View larger version (91K): [in this window] [in a new window]   FIGURE 1. Transparency of the four types of substitutes reconstructed by the self-assembly approach of tissue engineering. (A) Reconstructed cornea (CC). (B) Reconstructed skin (SS). (C, D) Heterotypic tissues reconstructed with (C) skin fibroblasts and corneal epithelial cells (SC). (D) Corneal fibroblasts and skin epithelial cells (CS). Note that the macroscopic aspect of the reconstructed cornea was transparent (A), whereas that of the reconstructed skin (B) was whitish and opaque. Two heterotypic tissues (C, D) presented intermediate features that were neither as transparent as the reconstructed cornea (A) nor as opaque as the reconstructed skin (B). Scale bar, 1 cm.

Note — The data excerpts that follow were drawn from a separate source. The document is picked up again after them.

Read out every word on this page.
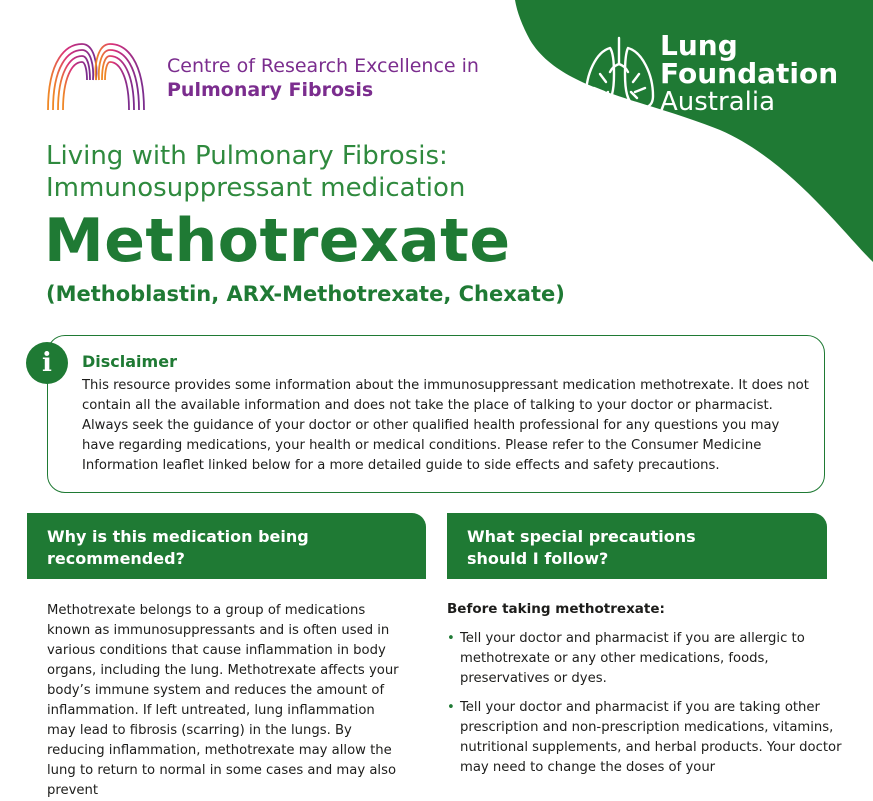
Centre of Research Excellence in
Pulmonary Fibrosis
Lung
Foundation
Australia
Living with Pulmonary Fibrosis:
Immunosuppressant medication
Methotrexate
(Methoblastin, ARX-Methotrexate, Chexate)
i	Disclaimer
This resource provides some information about the immunosuppressant medication methotrexate. It does not contain all the available information and does not take the place of talking to your doctor or pharmacist. Always seek the guidance of your doctor or other qualified health professional for any questions you may have regarding medications, your health or medical conditions. Please refer to the Consumer Medicine Information leaflet linked below for a more detailed guide to side effects and safety precautions.
Why is this medication being
recommended?
What special precautions
should I follow?
Methotrexate belongs to a group of medications known as immunosuppressants and is often used in various conditions that cause inflammation in body organs, including the lung. Methotrexate affects your body’s immune system and reduces the amount of inflammation. If left untreated, lung inflammation may lead to fibrosis (scarring) in the lungs. By reducing inflammation, methotrexate may allow the lung to return to normal in some cases and may also prevent
Before taking methotrexate:
• Tell your doctor and pharmacist if you are allergic to methotrexate or any other medications, foods, preservatives or dyes.
• Tell your doctor and pharmacist if you are taking other prescription and non-prescription medications, vitamins, nutritional supplements, and herbal products. Your doctor may need to change the doses of your
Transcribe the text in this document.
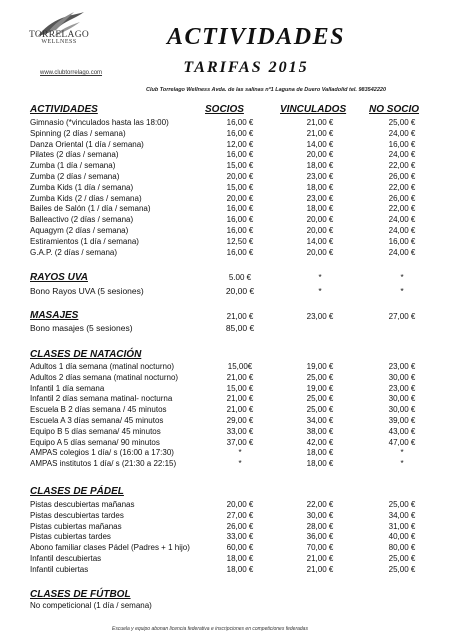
TORRELAGO
WELLNESS
www.clubtorrelago.com
ACTIVIDADES
TARIFAS 2015
Club Torrelago Wellness Avda. de las salinas nº1 Laguna de Duero Valladolid tel. 983542220
ACTIVIDADES	SOCIOS	VINCULADOS NO SOCIO
Gimnasio (*vinculados hasta las 18:00)	16,00 €	21,00 €	25,00 €
Spinning (2 días / semana)	16,00 €	21,00 €	24,00 €
Danza Oriental (1 día / semana)	12,00 €	14,00 €	16,00 €
Pilates (2 días / semana)	16,00 €	20,00 €	24,00 €
Zumba (1 día / semana)	15,00 €	18,00 €	22,00 €
Zumba (2 días / semana)	20,00 €	23,00 €	26,00 €
Zumba Kids (1 día / semana)	15,00 €	18,00 €	22,00 €
Zumba Kids (2 / días / semana)	20,00 €	23,00 €	26,00 €
Bailes de Salón (1 / día / semana)	16,00 €	18,00 €	22,00 €
Balleactivo (2 días / semana)	16,00 €	20,00 €	24,00 €
Aquagym (2 días / semana)	16,00 €	20,00 €	24,00 €
Estiramientos (1 día / semana)	12,50 €	14,00 €	16,00 €
G.A.P. (2 días / semana)	16,00 €	20,00 €	24,00 €
RAYOS UVA	5.00 €	*	*
Bono Rayos UVA (5 sesiones)	20,00 €	*	*
MASAJES	21,00 €	23,00 €	27,00 €
Bono masajes (5 sesiones)	85,00 €
CLASES DE NATACIÓN
Adultos 1 día semana (matinal nocturno)	15,00€	19,00 €	23,00 €
Adultos 2 días semana (matinal nocturno)	21,00 €	25,00 €	30,00 €
Infantil 1 día semana	15,00 €	19,00 €	23,00 €
Infantil 2 días semana matinal- nocturna	21,00 €	25,00 €	30,00 €
Escuela B 2 días semana / 45 minutos	21,00 €	25,00 €	30,00 €
Escuela A 3 días semana/ 45 minutos	29,00 €	34,00 €	39,00 €
Equipo B 5 días semana/ 45 minutos	33,00 €	38,00 €	43,00 €
Equipo A 5 días semana/ 90 minutos	37,00 €	42,00 €	47,00 €
AMPAS colegios 1 día/ s (16:00 a 17:30)	*	18,00 €	*
AMPAS institutos 1 día/ s (21:30 a 22:15)	*	18,00 €	*
CLASES DE PÁDEL
Pistas descubiertas mañanas	20,00 €	22,00 €	25,00 €
Pistas descubiertas tardes	27,00 €	30,00 €	34,00 €
Pistas cubiertas mañanas	26,00 €	28,00 €	31,00 €
Pistas cubiertas tardes	33,00 €	36,00 €	40,00 €
Abono familiar clases Pádel (Padres + 1 hijo)	60,00 €	70,00 €	80,00 €
Infantil descubiertas	18,00 €	21,00 €	25,00 €
Infantil cubiertas	18,00 €	21,00 €	25,00 €
CLASES DE FÚTBOL
No competicional (1 día / semana)
Escuela y equipo abonan licencia federativa e inscripciones en competiciones federadas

Apparent Absorption Spectra of Reconstructed Tissues
To correlate these macroscopic observations with the transparency of the reconstructed tissues, we measured their attenuation in the range of 300 to 1000 nm by direct absorption measurement. The transparent reconstructed cornea (CC) presented a minimum of scatter; therefore, the curve shown in Figure 2A is a true absorption coefficient. However, the curves presented for the other substitutes include, in addition to the absorption coefficient, a coefficient of light scatter normalized for tissue thickness at each wavelength. This light scatter is highest in the case of the reconstructed skin (SS; Fig. 2A ), indicating that the light scatter in the visible and near UV ranges within reconstructed tissues is highly dependent on the cell source.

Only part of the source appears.